Nous pourrions multiplier les exemples pour montrer que dans d’autres ordres de faits, les pensées et les sentiments de l’homme produisent des actes qui a priori auraient semblé très-improbables. Si, sortant de notre société et de notre temps, nous étudions l’enfance de notre race ou les races étrangères, nous trouvons à chaque pas que la nature humaine a produit des choses entièrement différentes de celles que nous lui supposons dans nos prophéties politiques.

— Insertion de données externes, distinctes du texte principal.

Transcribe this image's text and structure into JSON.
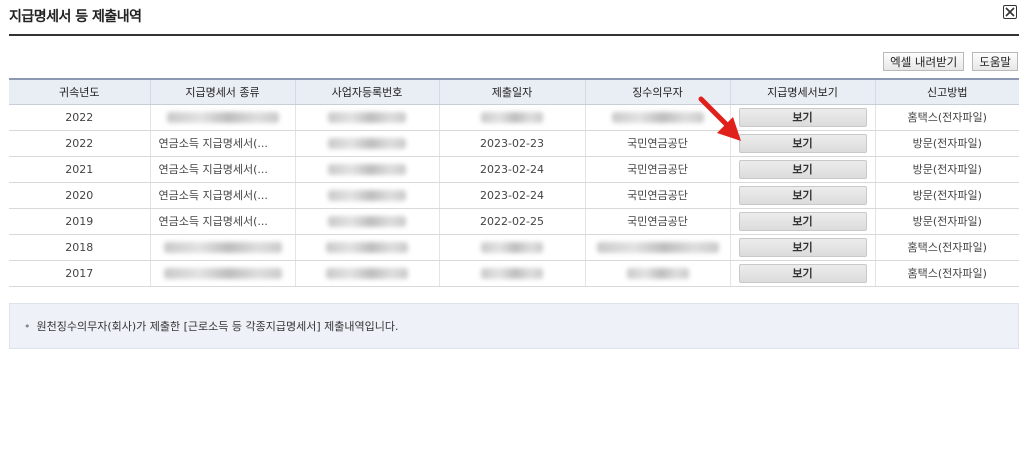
{
  "page": {
    "title": "지급명세서 등 제출내역"
  },
  "toolbar": {
    "excel_download": "엑셀 내려받기",
    "help": "도움말"
  },
  "table": {
    "headers": [
      "귀속년도",
      "지급명세서 종류",
      "사업자등록번호",
      "제출일자",
      "징수의무자",
      "지급명세서보기",
      "신고방법"
    ],
    "rows": [
      {
        "year": "2022",
        "type": "",
        "bizno": "",
        "date": "",
        "payer": "",
        "view": "보기",
        "method": "홈택스(전자파일)"
      },
      {
        "year": "2022",
        "type": "연금소득 지급명세서(...",
        "bizno": "",
        "date": "2023-02-23",
        "payer": "국민연금공단",
        "view": "보기",
        "method": "방문(전자파일)"
      },
      {
        "year": "2021",
        "type": "연금소득 지급명세서(...",
        "bizno": "",
        "date": "2023-02-24",
        "payer": "국민연금공단",
        "view": "보기",
        "method": "방문(전자파일)"
      },
      {
        "year": "2020",
        "type": "연금소득 지급명세서(...",
        "bizno": "",
        "date": "2023-02-24",
        "payer": "국민연금공단",
        "view": "보기",
        "method": "방문(전자파일)"
      },
      {
        "year": "2019",
        "type": "연금소득 지급명세서(...",
        "bizno": "",
        "date": "2022-02-25",
        "payer": "국민연금공단",
        "view": "보기",
        "method": "방문(전자파일)"
      },
      {
        "year": "2018",
        "type": "",
        "bizno": "",
        "date": "",
        "payer": "",
        "view": "보기",
        "method": "홈택스(전자파일)"
      },
      {
        "year": "2017",
        "type": "",
        "bizno": "",
        "date": "",
        "payer": "",
        "view": "보기",
        "method": "홈택스(전자파일)"
      }
    ]
  },
  "notice": {
    "text": "원천징수의무자(회사)가 제출한 [근로소득 등 각종지급명세서] 제출내역입니다."
  },
  "icons": {
    "close": "close-icon",
    "annotation": "red-arrow-annotation"
  },
  "colors": {
    "header_bg": "#e9edf4",
    "header_border": "#8c99b3",
    "notice_bg": "#eef2f8",
    "arrow": "#e0201b"
  }
}
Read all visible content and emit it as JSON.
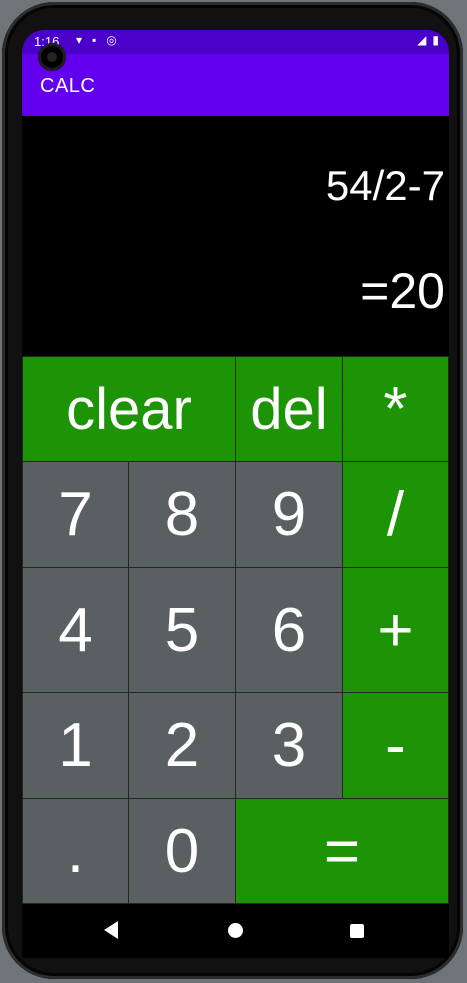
{
  "status_bar": {
    "time": "1:16",
    "left_icons": [
      "wifi-icon",
      "sd-card-icon",
      "sync-icon"
    ],
    "right_icons": [
      "signal-icon",
      "battery-icon"
    ]
  },
  "app_bar": {
    "title": "CALC"
  },
  "display": {
    "expression": "54/2-7",
    "result": "=20"
  },
  "keys": {
    "clear": "clear",
    "del": "del",
    "multiply": "*",
    "seven": "7",
    "eight": "8",
    "nine": "9",
    "divide": "/",
    "four": "4",
    "five": "5",
    "six": "6",
    "plus": "+",
    "one": "1",
    "two": "2",
    "three": "3",
    "minus": "-",
    "dot": ".",
    "zero": "0",
    "equals": "="
  },
  "colors": {
    "status_bar": "#4b00c9",
    "app_bar": "#6200ee",
    "operator_key": "#1c9406",
    "digit_key": "#5a5f61",
    "display_bg": "#000000"
  },
  "navigation": [
    "back-icon",
    "home-icon",
    "recents-icon"
  ]
}
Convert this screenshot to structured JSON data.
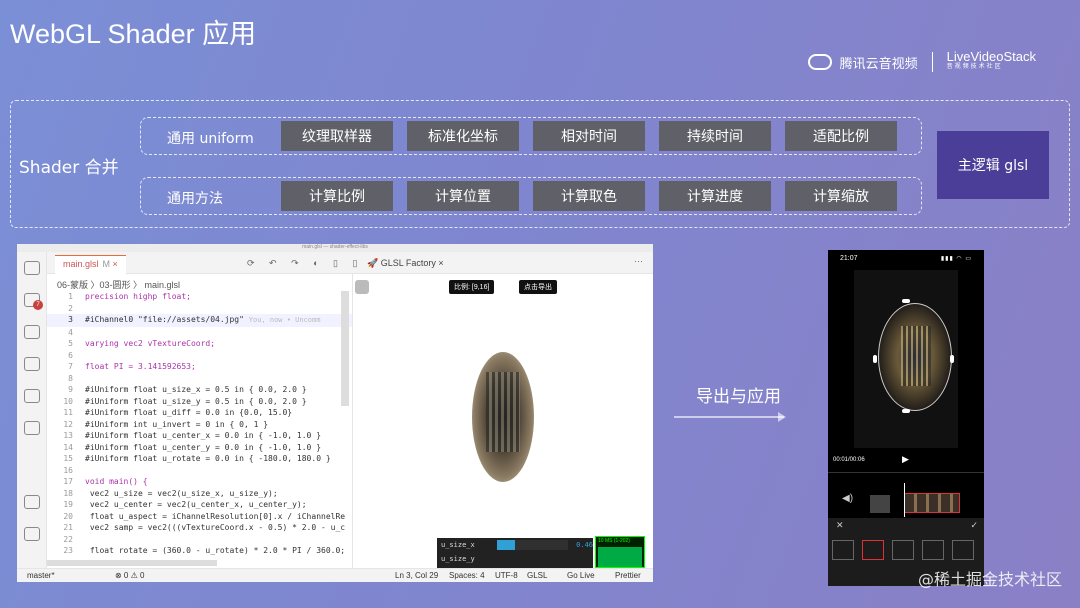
{
  "slide": {
    "title": "WebGL Shader 应用",
    "brand": {
      "name": "腾讯云音视频",
      "partner": "LiveVideoStack",
      "partner_sub": "音视频技术社区"
    },
    "merge_label": "Shader 合并",
    "rows": [
      {
        "label": "通用 uniform",
        "chips": [
          "纹理取样器",
          "标准化坐标",
          "相对时间",
          "持续时间",
          "适配比例"
        ]
      },
      {
        "label": "通用方法",
        "chips": [
          "计算比例",
          "计算位置",
          "计算取色",
          "计算进度",
          "计算缩放"
        ]
      }
    ],
    "main_box": "主逻辑 glsl",
    "arrow_label": "导出与应用",
    "watermark": "@稀土掘金技术社区"
  },
  "editor": {
    "window_title": "main.glsl — shader-effect-libs",
    "tab_file": "main.glsl",
    "tab_file_mark": "M",
    "tab_preview": "GLSL Factory",
    "tab_icons": "⟳ ↶ ↷ ◐ ▯ ▯",
    "breadcrumb": "06-蒙版 〉03-圆形 〉 main.glsl",
    "code": [
      {
        "n": "1",
        "t": "precision highp float;"
      },
      {
        "n": "2",
        "t": ""
      },
      {
        "n": "3",
        "t": "#iChannel0 \"file://assets/04.jpg\"",
        "hint": "You, now • Uncomm"
      },
      {
        "n": "4",
        "t": ""
      },
      {
        "n": "5",
        "t": "varying vec2 vTextureCoord;"
      },
      {
        "n": "6",
        "t": ""
      },
      {
        "n": "7",
        "t": "float PI = 3.141592653;"
      },
      {
        "n": "8",
        "t": ""
      },
      {
        "n": "9",
        "t": "#iUniform float u_size_x = 0.5 in { 0.0, 2.0 }"
      },
      {
        "n": "10",
        "t": "#iUniform float u_size_y = 0.5 in { 0.0, 2.0 }"
      },
      {
        "n": "11",
        "t": "#iUniform float u_diff = 0.0 in {0.0, 15.0}"
      },
      {
        "n": "12",
        "t": "#iUniform int u_invert = 0 in { 0, 1 }"
      },
      {
        "n": "13",
        "t": "#iUniform float u_center_x = 0.0 in { -1.0, 1.0 }"
      },
      {
        "n": "14",
        "t": "#iUniform float u_center_y = 0.0 in { -1.0, 1.0 }"
      },
      {
        "n": "15",
        "t": "#iUniform float u_rotate = 0.0 in { -180.0, 180.0 }"
      },
      {
        "n": "16",
        "t": ""
      },
      {
        "n": "17",
        "t": "void main() {"
      },
      {
        "n": "18",
        "t": "    vec2 u_size = vec2(u_size_x, u_size_y);"
      },
      {
        "n": "19",
        "t": "    vec2 u_center = vec2(u_center_x, u_center_y);"
      },
      {
        "n": "20",
        "t": "    float u_aspect = iChannelResolution[0].x / iChannelRe"
      },
      {
        "n": "21",
        "t": "    vec2 samp = vec2(((vTextureCoord.x - 0.5) * 2.0 - u_c"
      },
      {
        "n": "22",
        "t": ""
      },
      {
        "n": "23",
        "t": "    float rotate = (360.0 - u_rotate) * 2.0 * PI / 360.0;"
      }
    ],
    "preview_ratio_btn": "比例: [9,16]",
    "preview_export_btn": "点击导出",
    "gui": [
      {
        "name": "u_size_x",
        "value": "0.46"
      },
      {
        "name": "u_size_y",
        "value": ""
      }
    ],
    "stats": "10 MS (1-202)",
    "status": {
      "branch": "master*",
      "errors": "⊗ 0 ⚠ 0",
      "position": "Ln 3, Col 29",
      "spaces": "Spaces: 4",
      "encoding": "UTF-8",
      "language": "GLSL",
      "golive": "Go Live",
      "prettier": "Prettier"
    }
  },
  "phone": {
    "time": "21:07",
    "status_icons": "▮▮▮ ◠ ▭",
    "timecode": "00:01/00:06"
  }
}
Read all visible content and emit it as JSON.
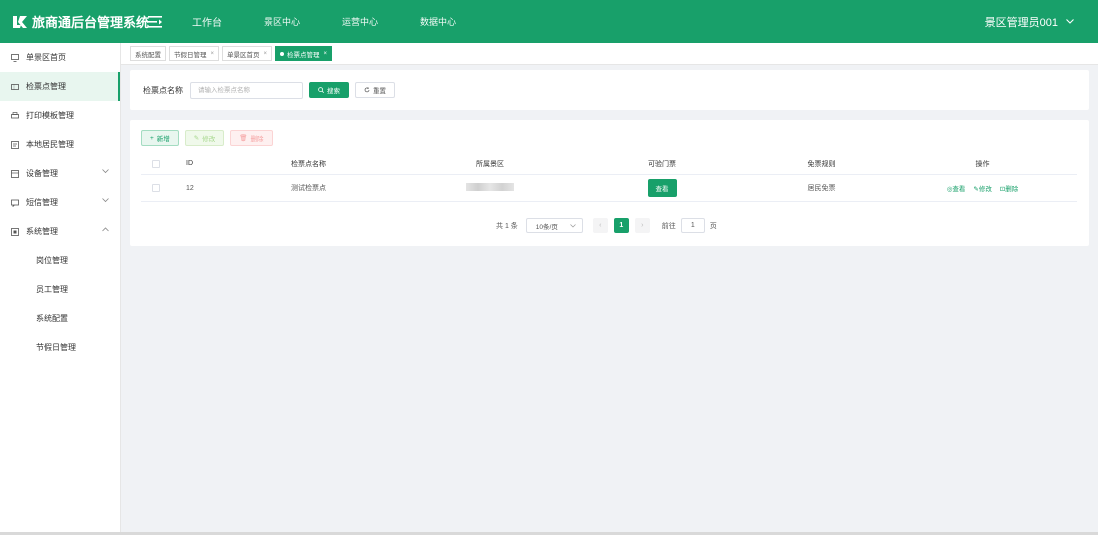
{
  "header": {
    "app_title": "旅商通后台管理系统",
    "nav": [
      "工作台",
      "景区中心",
      "运营中心",
      "数据中心"
    ],
    "user": "景区管理员001",
    "accent": "#18a06a"
  },
  "sidebar": {
    "items": [
      {
        "label": "单景区首页",
        "icon": "monitor-icon"
      },
      {
        "label": "检票点管理",
        "icon": "ticket-icon",
        "active": true
      },
      {
        "label": "打印模板管理",
        "icon": "printer-icon"
      },
      {
        "label": "本地居民管理",
        "icon": "id-card-icon"
      },
      {
        "label": "设备管理",
        "icon": "device-icon",
        "expandable": true
      },
      {
        "label": "短信管理",
        "icon": "message-icon",
        "expandable": true
      },
      {
        "label": "系统管理",
        "icon": "settings-icon",
        "expanded": true
      }
    ],
    "sub_items": [
      "岗位管理",
      "员工管理",
      "系统配置",
      "节假日管理"
    ]
  },
  "tabs": [
    {
      "label": "系统配置"
    },
    {
      "label": "节假日管理"
    },
    {
      "label": "单景区首页"
    },
    {
      "label": "检票点管理",
      "active": true
    }
  ],
  "search": {
    "label": "检票点名称",
    "placeholder": "请输入检票点名称",
    "search_btn": "搜索",
    "reset_btn": "重置"
  },
  "toolbar": {
    "add": "新增",
    "edit": "修改",
    "delete": "删除"
  },
  "table": {
    "columns": [
      "ID",
      "检票点名称",
      "所属景区",
      "可验门票",
      "免票规则",
      "操作"
    ],
    "rows": [
      {
        "id": "12",
        "name": "测试检票点",
        "scene": "",
        "door_btn": "查看",
        "rule": "居民免票"
      }
    ],
    "actions": [
      "查看",
      "修改",
      "删除"
    ]
  },
  "pagination": {
    "total": "共 1 条",
    "page_size": "10条/页",
    "current": "1",
    "goto_label": "前往",
    "goto_value": "1",
    "page_suffix": "页"
  }
}
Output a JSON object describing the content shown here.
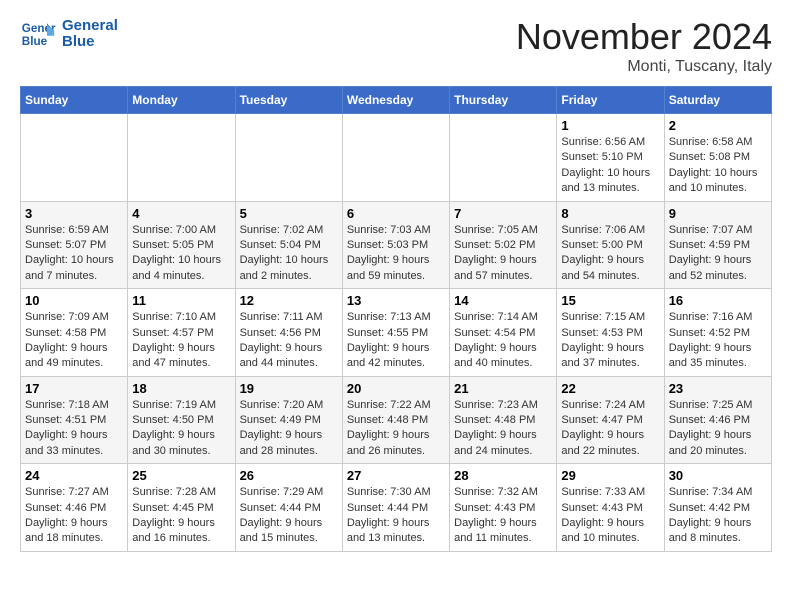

Lequel d’entre nous, généralisant sa propre expérience de la vie journalière, aurait supposé que, pour être agréables à leurs divinités, des êtres humains resteraient plusieurs heures pendus par le dos à des crocs, ou tiendraient leurs mains fermées jusqu’à ce que les ongles eussent, pénétré dans les chairs, ou que pour visiter des reliques, ils parcourraient des centaines de lieues en roulant sur eux-mêmes ? Qui aurait cru à l’existence d’un sentiment public et de sentiments privés autorisant un condamné à mort à acheter un remplaçant ? C’est pourtant ce qui se passe en Chine, où la famille du remplaçant touche la somme convenue.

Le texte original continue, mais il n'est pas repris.